UN, DEUX, TROIS (critique)

Sorti le 28 février 1962 en France, cet immense film oublié du grand Billy Wilder fête ses 60 ans aujourd'hui. Pauline Lecocq vous en parle.

Une comédie sur une période compliquée ? C’est pour Billy Wilder ! Après La scandaleuse de Berlin en 1948 qui montrait la vie de l’après-guerre dans un Berlin en ruine, le réalisateur revient tourner dans la capitale allemande, ici pour se moquer des occupants américains et soviétiques et de leur conflit idéologique. Après la Seconde Guerre mondiale, la ville a en effet été divisée en quatre secteurs d’occupation : américain, britannique, français (les trois à Berlin-Ouest) et soviétique (Berlin-Est). Le film se passe dans ce contexte de Guerre Froide, principalement à Berlin-Ouest, et l’on y parle (ou mélange !) anglais, allemand et russe.

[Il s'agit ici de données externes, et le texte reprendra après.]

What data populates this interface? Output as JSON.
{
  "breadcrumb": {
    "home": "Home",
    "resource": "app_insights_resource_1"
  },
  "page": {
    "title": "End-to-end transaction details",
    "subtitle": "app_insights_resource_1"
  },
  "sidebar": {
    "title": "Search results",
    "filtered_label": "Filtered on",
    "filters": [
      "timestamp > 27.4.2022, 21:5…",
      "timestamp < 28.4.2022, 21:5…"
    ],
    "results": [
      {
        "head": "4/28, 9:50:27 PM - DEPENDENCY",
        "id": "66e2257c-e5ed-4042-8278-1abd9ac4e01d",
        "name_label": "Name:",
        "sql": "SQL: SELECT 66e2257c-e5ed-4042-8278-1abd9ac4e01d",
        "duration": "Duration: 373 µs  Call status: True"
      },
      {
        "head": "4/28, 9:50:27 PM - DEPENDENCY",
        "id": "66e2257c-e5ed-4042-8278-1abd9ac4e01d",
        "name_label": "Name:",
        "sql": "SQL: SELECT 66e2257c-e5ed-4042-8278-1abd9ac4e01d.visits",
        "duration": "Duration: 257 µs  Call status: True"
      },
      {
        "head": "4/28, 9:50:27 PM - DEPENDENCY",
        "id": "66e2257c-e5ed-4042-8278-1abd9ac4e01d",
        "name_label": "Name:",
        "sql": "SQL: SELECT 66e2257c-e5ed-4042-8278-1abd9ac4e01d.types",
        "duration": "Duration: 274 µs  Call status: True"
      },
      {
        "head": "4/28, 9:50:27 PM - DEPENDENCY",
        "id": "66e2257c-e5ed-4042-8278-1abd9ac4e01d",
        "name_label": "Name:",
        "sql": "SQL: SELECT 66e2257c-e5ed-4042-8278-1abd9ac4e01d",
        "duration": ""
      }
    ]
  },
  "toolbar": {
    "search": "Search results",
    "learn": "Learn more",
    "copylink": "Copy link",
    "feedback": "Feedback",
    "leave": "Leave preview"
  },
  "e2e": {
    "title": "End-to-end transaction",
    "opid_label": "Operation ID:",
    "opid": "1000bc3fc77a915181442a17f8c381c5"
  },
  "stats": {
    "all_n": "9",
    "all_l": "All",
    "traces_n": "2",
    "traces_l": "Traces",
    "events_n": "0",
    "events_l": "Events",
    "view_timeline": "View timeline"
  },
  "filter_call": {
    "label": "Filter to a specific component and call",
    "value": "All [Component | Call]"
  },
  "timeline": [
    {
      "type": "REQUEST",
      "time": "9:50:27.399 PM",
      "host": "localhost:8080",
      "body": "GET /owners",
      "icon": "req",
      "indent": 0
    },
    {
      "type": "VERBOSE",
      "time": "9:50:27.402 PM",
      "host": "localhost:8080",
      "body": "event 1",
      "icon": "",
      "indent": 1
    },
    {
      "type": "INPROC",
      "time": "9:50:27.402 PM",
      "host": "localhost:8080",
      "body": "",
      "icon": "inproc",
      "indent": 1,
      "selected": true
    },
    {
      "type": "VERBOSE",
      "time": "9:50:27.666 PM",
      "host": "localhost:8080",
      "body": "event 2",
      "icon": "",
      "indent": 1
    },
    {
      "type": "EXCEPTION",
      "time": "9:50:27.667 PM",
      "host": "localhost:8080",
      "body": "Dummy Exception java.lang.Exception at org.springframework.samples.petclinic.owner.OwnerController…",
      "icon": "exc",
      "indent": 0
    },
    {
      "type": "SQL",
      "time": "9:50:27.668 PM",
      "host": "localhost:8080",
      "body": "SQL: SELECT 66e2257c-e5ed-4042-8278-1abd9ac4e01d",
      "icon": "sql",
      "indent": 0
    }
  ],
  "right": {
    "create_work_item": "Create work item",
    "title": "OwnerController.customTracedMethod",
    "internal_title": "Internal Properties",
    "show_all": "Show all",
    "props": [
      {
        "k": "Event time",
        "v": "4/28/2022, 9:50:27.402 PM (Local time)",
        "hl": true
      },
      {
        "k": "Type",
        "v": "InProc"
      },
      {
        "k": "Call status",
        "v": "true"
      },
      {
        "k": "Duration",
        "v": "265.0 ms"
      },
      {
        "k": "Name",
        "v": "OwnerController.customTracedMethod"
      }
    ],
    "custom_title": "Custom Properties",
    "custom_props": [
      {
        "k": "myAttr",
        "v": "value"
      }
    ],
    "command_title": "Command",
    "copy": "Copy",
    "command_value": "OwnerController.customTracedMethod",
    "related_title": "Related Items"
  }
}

Inspiré d’une courte pièce hongroise de 1929, ce scénario malin au rythme ultra-rapide a été écrit à quatre mains par Wilder lui-même et son scénariste habituel I.A.L. Diamond (12 films ensemble !). La satire se fait farce caustique et Wilder nous offre probablement son film le plus sarcastique sur la société occidentale, avec à la fois une critique du capitalisme états-unien et du communisme soviétique. C’est brillant, avec des dialogues aux petits oignons, ça part dans tous les sens, on se dit que ça va se faire rattraper par le contexte à un moment donné et puis finalement pas nécessairement. Tout le monde en prend pour son grade, même si l’Amérique est quand même sauve en fin de compte. Le marteau et la cisaille affrontent la bouteille de Coca-Cola en somme.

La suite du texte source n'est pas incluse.